シマンテックはこのほど、自社で行った調査結果をもとに、モバイルデバイスを取り巻く脅威に関する説明会を開催した。同社は今春、「インターネットセキュリティ脅威レポート(Internet Security Threat Report 2018)」第23号、「Mobile Threat Intelligence Report」と、2つの調査結果を発表している。
今回、太平洋地域および日本担当CTOのニック・サヴィデス氏が、これら2つの調査結果をもとに、モバイルデバイスを取り巻く脅威の最新事情について説明した。
サヴィデス氏は、AppleとGoogleが公式アプリストアを公開したことで、スマートフォンが広く普及したが、裏を返せば、サイバー攻撃を受ける範囲が拡大したことになったと指摘した。Wi-Fiによって接続性が高まったこともスマートフォンが増加した要因の1つだが、これもまたスマートフォンが24時間365日にネットワークに接続可能になり、攻撃を受けるリスクを増大させたことになる。
続いて、サヴィデス氏はモバイルセキュリティにおける3つの誤解があるとして、その詳細を紹介した。1つ目の誤解は「審査アプリは安全」というものだ。最近、App StoreやGoogle Play ストアで、審査をすり抜けた悪意のアプリが発見されている。2つ目の誤解は「クローズドなOSは安全」というものだ。実際には、これまでWindowsに比べて堅牢と言われていたAppleのiOSでも脆弱性が発見されるようになってきている。
3つ目の誤解は「MDM(モバイルデバイス管理)はセキュリティを担保する」というものだ。サヴィデス氏は「MDMはリモートワイプを低減するなど、ある程度の安全性は確保するが、完全ではない。また、従業員はMDMによって管理されることを嫌がるものだ」と語った。
では、モバイルデバイスは現在、どのようなリスクを抱えているのだろうか。1つは、モバイルデバイスを狙うマルウェアの増加だ。同社の調査によると、2016年に発見されたモバイルマルウェアは1万7000種だったが、2017年は2万7000種にまで増えたことがわかっている。99.99%のマルウェアは、サードパーティのアプリストアで発見された。また、1日当たり2万4000の悪質なモバイルアプリケーションをブロックしたという。
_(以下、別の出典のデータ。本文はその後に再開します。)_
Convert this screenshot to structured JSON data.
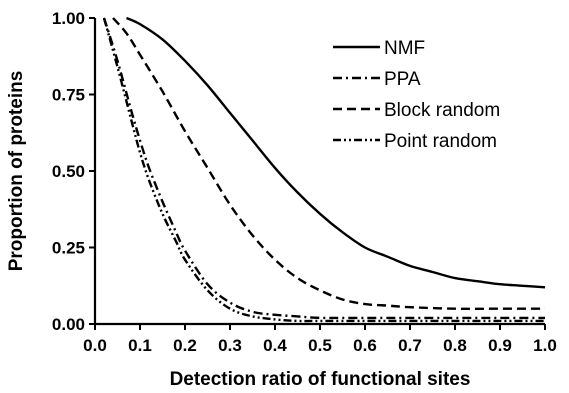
{
  "chart_data": {
    "type": "line",
    "title": "",
    "xlabel": "Detection ratio of functional sites",
    "ylabel": "Proportion of proteins",
    "xlim": [
      0.0,
      1.0
    ],
    "ylim": [
      0.0,
      1.0
    ],
    "xticks": [
      "0.0",
      "0.1",
      "0.2",
      "0.3",
      "0.4",
      "0.5",
      "0.6",
      "0.7",
      "0.8",
      "0.9",
      "1.0"
    ],
    "yticks": [
      "0.00",
      "0.25",
      "0.50",
      "0.75",
      "1.00"
    ],
    "grid": false,
    "legend_position": "top-right",
    "series": [
      {
        "name": "NMF",
        "dash": "solid",
        "x": [
          0.07,
          0.1,
          0.15,
          0.2,
          0.25,
          0.3,
          0.35,
          0.4,
          0.45,
          0.5,
          0.55,
          0.6,
          0.65,
          0.7,
          0.75,
          0.8,
          0.85,
          0.9,
          0.95,
          1.0
        ],
        "y": [
          1.0,
          0.98,
          0.93,
          0.86,
          0.78,
          0.69,
          0.6,
          0.51,
          0.43,
          0.36,
          0.3,
          0.25,
          0.22,
          0.19,
          0.17,
          0.15,
          0.14,
          0.13,
          0.125,
          0.12
        ]
      },
      {
        "name": "PPA",
        "dash": "dash-dot",
        "x": [
          0.02,
          0.05,
          0.08,
          0.1,
          0.12,
          0.15,
          0.18,
          0.2,
          0.25,
          0.3,
          0.35,
          0.4,
          0.45,
          0.5,
          0.6,
          0.7,
          0.8,
          0.9,
          1.0
        ],
        "y": [
          1.0,
          0.86,
          0.7,
          0.6,
          0.51,
          0.4,
          0.3,
          0.24,
          0.13,
          0.07,
          0.04,
          0.03,
          0.025,
          0.02,
          0.02,
          0.02,
          0.02,
          0.02,
          0.02
        ]
      },
      {
        "name": "Block random",
        "dash": "dashed",
        "x": [
          0.04,
          0.07,
          0.1,
          0.15,
          0.2,
          0.25,
          0.3,
          0.35,
          0.4,
          0.45,
          0.5,
          0.55,
          0.6,
          0.65,
          0.7,
          0.8,
          0.9,
          1.0
        ],
        "y": [
          1.0,
          0.95,
          0.88,
          0.76,
          0.63,
          0.51,
          0.39,
          0.29,
          0.21,
          0.15,
          0.11,
          0.08,
          0.065,
          0.06,
          0.055,
          0.05,
          0.05,
          0.05
        ]
      },
      {
        "name": "Point random",
        "dash": "dash-dot-dot",
        "x": [
          0.02,
          0.05,
          0.08,
          0.1,
          0.12,
          0.15,
          0.18,
          0.2,
          0.25,
          0.3,
          0.35,
          0.4,
          0.45,
          0.5,
          0.6,
          0.7,
          0.8,
          0.9,
          1.0
        ],
        "y": [
          1.0,
          0.84,
          0.67,
          0.56,
          0.47,
          0.36,
          0.27,
          0.21,
          0.11,
          0.05,
          0.025,
          0.015,
          0.01,
          0.01,
          0.01,
          0.01,
          0.01,
          0.01,
          0.01
        ]
      }
    ]
  }
}
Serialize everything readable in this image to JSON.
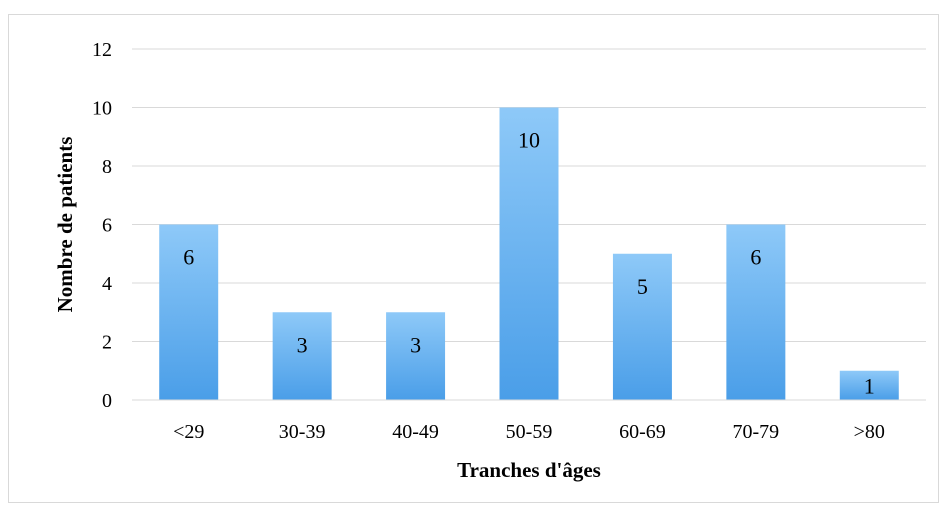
{
  "chart_data": {
    "type": "bar",
    "categories": [
      "<29",
      "30-39",
      "40-49",
      "50-59",
      "60-69",
      "70-79",
      ">80"
    ],
    "values": [
      6,
      3,
      3,
      10,
      5,
      6,
      1
    ],
    "data_labels": [
      "6",
      "3",
      "3",
      "10",
      "5",
      "6",
      "1"
    ],
    "title": "",
    "xlabel": "Tranches d'âges",
    "ylabel": "Nombre de patients",
    "ylim": [
      0,
      12
    ],
    "yticks": [
      "0",
      "2",
      "4",
      "6",
      "8",
      "10",
      "12"
    ],
    "grid": true,
    "legend": "none",
    "colors": {
      "bar_top": "#8ec9f8",
      "bar_bottom": "#4a9ee8",
      "grid": "#d9d9d9",
      "axis": "#d9d9d9",
      "frame": "#d9d9d9"
    }
  }
}
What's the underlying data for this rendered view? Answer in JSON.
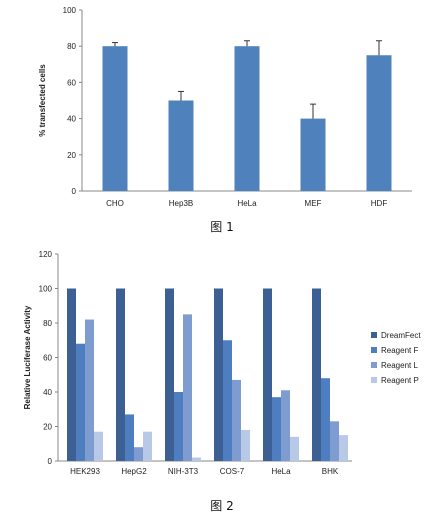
{
  "chart_data": [
    {
      "type": "bar",
      "categories": [
        "CHO",
        "Hep3B",
        "HeLa",
        "MEF",
        "HDF"
      ],
      "values": [
        80,
        50,
        80,
        40,
        75
      ],
      "error": [
        2,
        5,
        3,
        8,
        8
      ],
      "ylabel": "% transfected cells",
      "ylim": [
        0,
        100
      ],
      "yticks": [
        0,
        20,
        40,
        60,
        80,
        100
      ],
      "caption": "图 1",
      "color": "#4f81bd"
    },
    {
      "type": "bar",
      "categories": [
        "HEK293",
        "HepG2",
        "NIH-3T3",
        "COS-7",
        "HeLa",
        "BHK"
      ],
      "series": [
        {
          "name": "DreamFect",
          "values": [
            100,
            100,
            100,
            100,
            100,
            100
          ],
          "color": "#3c5f94"
        },
        {
          "name": "Reagent F",
          "values": [
            68,
            27,
            40,
            70,
            37,
            48
          ],
          "color": "#4f7ec0"
        },
        {
          "name": "Reagent L",
          "values": [
            82,
            8,
            85,
            47,
            41,
            23
          ],
          "color": "#7e9ccf"
        },
        {
          "name": "Reagent P",
          "values": [
            17,
            17,
            2,
            18,
            14,
            15
          ],
          "color": "#b8c9e8"
        }
      ],
      "ylabel": "Relative Luciferase Activity",
      "ylim": [
        0,
        120
      ],
      "yticks": [
        0,
        20,
        40,
        60,
        80,
        100,
        120
      ],
      "legend_position": "right",
      "caption": "图 2"
    }
  ]
}
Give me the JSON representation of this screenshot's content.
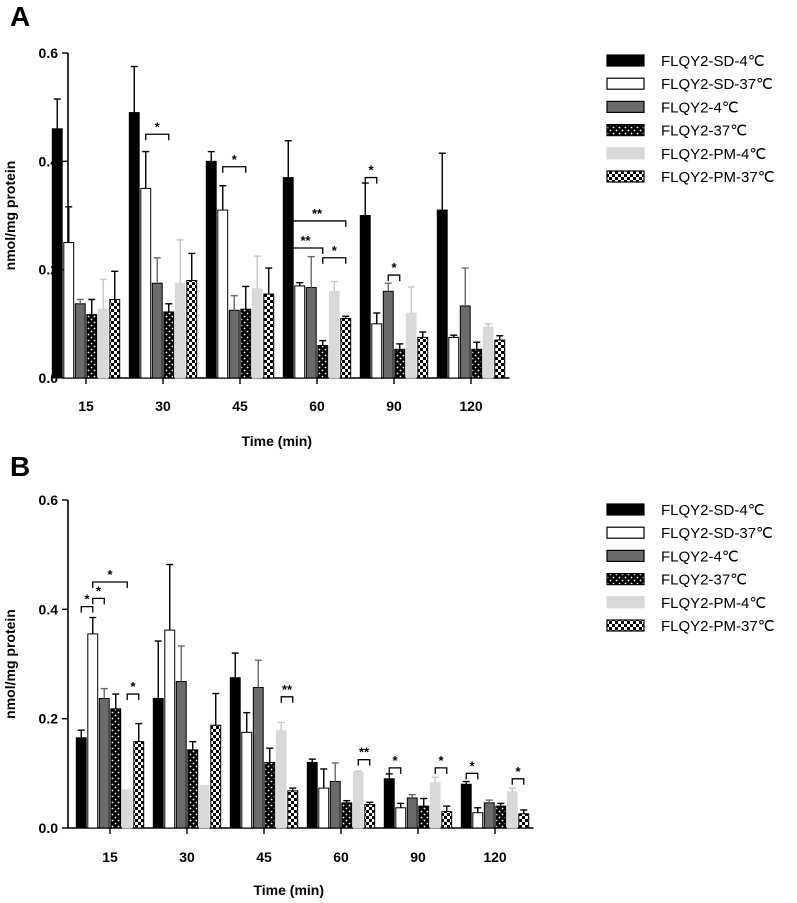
{
  "colors": {
    "FLQY2-SD-4℃": "#000000",
    "FLQY2-SD-37℃": "#ffffff",
    "FLQY2-4℃": "#6b6b6b",
    "FLQY2-37℃": "#000000",
    "FLQY2-PM-4℃": "#d9d9d9",
    "FLQY2-PM-37℃": "#ffffff"
  },
  "chart_data": [
    {
      "type": "bar",
      "panel": "A",
      "xlabel": "Time (min)",
      "ylabel": "nmol/mg protein",
      "ylim": [
        0,
        0.6
      ],
      "yticks": [
        "0.0",
        "0.2",
        "0.4",
        "0.6"
      ],
      "categories": [
        "15",
        "30",
        "45",
        "60",
        "90",
        "120"
      ],
      "grid": false,
      "legend_position": "right",
      "series": [
        {
          "name": "FLQY2-SD-4℃",
          "pattern": "solid-black",
          "values": [
            0.46,
            0.49,
            0.4,
            0.37,
            0.3,
            0.31
          ],
          "errors": [
            0.055,
            0.085,
            0.018,
            0.068,
            0.06,
            0.105
          ]
        },
        {
          "name": "FLQY2-SD-37℃",
          "pattern": "white",
          "values": [
            0.25,
            0.35,
            0.31,
            0.17,
            0.1,
            0.075
          ],
          "errors": [
            0.066,
            0.068,
            0.045,
            0.006,
            0.02,
            0.004
          ]
        },
        {
          "name": "FLQY2-4℃",
          "pattern": "dark-gray",
          "values": [
            0.137,
            0.175,
            0.125,
            0.167,
            0.16,
            0.133
          ],
          "errors": [
            0.008,
            0.047,
            0.027,
            0.057,
            0.015,
            0.07
          ]
        },
        {
          "name": "FLQY2-37℃",
          "pattern": "black-dotted",
          "values": [
            0.117,
            0.122,
            0.127,
            0.06,
            0.053,
            0.053
          ],
          "errors": [
            0.028,
            0.015,
            0.042,
            0.009,
            0.01,
            0.013
          ]
        },
        {
          "name": "FLQY2-PM-4℃",
          "pattern": "light-gray",
          "values": [
            0.127,
            0.175,
            0.165,
            0.16,
            0.12,
            0.094
          ],
          "errors": [
            0.055,
            0.08,
            0.06,
            0.018,
            0.048,
            0.006
          ]
        },
        {
          "name": "FLQY2-PM-37℃",
          "pattern": "checker",
          "values": [
            0.145,
            0.18,
            0.155,
            0.11,
            0.075,
            0.07
          ],
          "errors": [
            0.052,
            0.05,
            0.048,
            0.004,
            0.01,
            0.008
          ]
        }
      ],
      "significance": [
        {
          "cat": 1,
          "from": 1,
          "to": 3,
          "y": 0.45,
          "label": "*"
        },
        {
          "cat": 2,
          "from": 1,
          "to": 3,
          "y": 0.39,
          "label": "*"
        },
        {
          "cat": 3,
          "from": 0,
          "to": 5,
          "y": 0.29,
          "label": "**"
        },
        {
          "cat": 3,
          "from": 0,
          "to": 3,
          "y": 0.24,
          "label": "**"
        },
        {
          "cat": 3,
          "from": 3,
          "to": 5,
          "y": 0.222,
          "label": "*"
        },
        {
          "cat": 4,
          "from": 0,
          "to": 1,
          "y": 0.37,
          "label": "*"
        },
        {
          "cat": 4,
          "from": 2,
          "to": 3,
          "y": 0.19,
          "label": "*"
        }
      ]
    },
    {
      "type": "bar",
      "panel": "B",
      "xlabel": "Time (min)",
      "ylabel": "nmol/mg protein",
      "ylim": [
        0,
        0.6
      ],
      "yticks": [
        "0.0",
        "0.2",
        "0.4",
        "0.6"
      ],
      "categories": [
        "15",
        "30",
        "45",
        "60",
        "90",
        "120"
      ],
      "grid": false,
      "legend_position": "right",
      "series": [
        {
          "name": "FLQY2-SD-4℃",
          "pattern": "solid-black",
          "values": [
            0.165,
            0.237,
            0.275,
            0.12,
            0.09,
            0.08
          ],
          "errors": [
            0.014,
            0.105,
            0.045,
            0.006,
            0.009,
            0.005
          ]
        },
        {
          "name": "FLQY2-SD-37℃",
          "pattern": "white",
          "values": [
            0.355,
            0.362,
            0.175,
            0.073,
            0.037,
            0.028
          ],
          "errors": [
            0.03,
            0.12,
            0.036,
            0.035,
            0.008,
            0.009
          ]
        },
        {
          "name": "FLQY2-4℃",
          "pattern": "dark-gray",
          "values": [
            0.237,
            0.268,
            0.257,
            0.085,
            0.055,
            0.046
          ],
          "errors": [
            0.018,
            0.065,
            0.05,
            0.034,
            0.006,
            0.005
          ]
        },
        {
          "name": "FLQY2-37℃",
          "pattern": "black-dotted",
          "values": [
            0.218,
            0.143,
            0.12,
            0.046,
            0.04,
            0.04
          ],
          "errors": [
            0.027,
            0.015,
            0.026,
            0.004,
            0.014,
            0.005
          ]
        },
        {
          "name": "FLQY2-PM-4℃",
          "pattern": "light-gray",
          "values": [
            0.07,
            0.078,
            0.178,
            0.102,
            0.083,
            0.066
          ],
          "errors": [
            0,
            0,
            0.015,
            0.002,
            0.01,
            0.007
          ]
        },
        {
          "name": "FLQY2-PM-37℃",
          "pattern": "checker",
          "values": [
            0.158,
            0.188,
            0.068,
            0.043,
            0.03,
            0.026
          ],
          "errors": [
            0.033,
            0.058,
            0.005,
            0.004,
            0.01,
            0.007
          ]
        }
      ],
      "significance": [
        {
          "cat": 0,
          "from": 0,
          "to": 1,
          "y": 0.405,
          "label": "*"
        },
        {
          "cat": 0,
          "from": 1,
          "to": 2,
          "y": 0.42,
          "label": "*"
        },
        {
          "cat": 0,
          "from": 1,
          "to": 4,
          "y": 0.45,
          "label": "*"
        },
        {
          "cat": 0,
          "from": 4,
          "to": 5,
          "y": 0.245,
          "label": "*"
        },
        {
          "cat": 2,
          "from": 4,
          "to": 5,
          "y": 0.24,
          "label": "**"
        },
        {
          "cat": 3,
          "from": 4,
          "to": 5,
          "y": 0.125,
          "label": "**"
        },
        {
          "cat": 4,
          "from": 0,
          "to": 1,
          "y": 0.11,
          "label": "*"
        },
        {
          "cat": 4,
          "from": 4,
          "to": 5,
          "y": 0.11,
          "label": "*"
        },
        {
          "cat": 5,
          "from": 0,
          "to": 1,
          "y": 0.1,
          "label": "*"
        },
        {
          "cat": 5,
          "from": 4,
          "to": 5,
          "y": 0.09,
          "label": "*"
        }
      ]
    }
  ]
}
もう1つのリスクは、犯罪者のエコシステムがモバイルアプリにまで拡大していることだ。「われわれが2018年にGoogle Playストアで発見した偽アプリは既に100を超えている」とサヴィデス氏。
同社は、Google Playストアで、バックグラウンドで不適切なアプリをインストールしたり、バックグラウンドでボットとして動いたりするアプリを発見したという。
モバイルデバイスが侵入を受けた後、行われる攻撃としては、以下のようなものがある。
- 認証情報を収集するためのポップオーバーを表示
- アプリおよびAPIコールをフック
- トランザクションを注入
- 認証クッキーの窃取
- SMSの窃取とリダイレクト
そしてサヴィデス氏は、モバイルデバイスのリスクを高める要因として、「デバイスのアップデートがPCよりも難しいこと」を挙げた。PCに比べると、iOSデバイスもAndroidデバイスも古いOSを搭載している割合が高いが、AndroidデバイスのほうがiOSデバイスよりリスクが高いという。というのも、Androidはパッチの配布など、アップデートが遅れがちだからだ。前述した2017年に発見されたモバイルマルウェアもほぼAndroidを狙うものだったそうだ。
こうしたモバイルデバイスを取り巻くリスクに対し、サヴィデス氏は企業がとるべき対策を2つに分けて紹介した。
1つは、モバイルアプリの開発者を対象とする対策だ。アプリを開発する際に、マルウェアを回避するとともに、ネットワークとユーザーを保護する対策をとるべきだという。マルウェアについては、デバイス上のマルウェアを検出するとともに、アプリケーションの機密と認証情報の保護強化とリバースエンジニアリングの防止を図る。ネットワークについては、悪意のあるネットワークを検出し、IPおよびホストの評判を確認する。ユーザーについては、ルート化と脱獄を検出する。
もう1つは、モバイル脅威を管理するソリューションの導入だ。この種のソリューションにおいては、ユーザーが介入することなく、不具合を自動的に修正することが重要だという。
こうした状況を解決する際、ユーザー教育が有効だと言われているが、サヴィデス氏は「ユーザー教育には限界がある。問題の解決には至らない」と指摘する。「ユーザーはモバイルデバイスの安全性を過信しており、モバイルデバイスとPCでは使い方が異なる。同じことが起きても、PCであれば疑いを持っても、モバイルデバイスでは大丈夫だと流してしまう」と同氏は。
2018年のトレンドについては、「1月から3月は、認証情報の窃取が多くみられたが、今後は、不正な仮想通貨マイニングが増えることが予想される」と語った。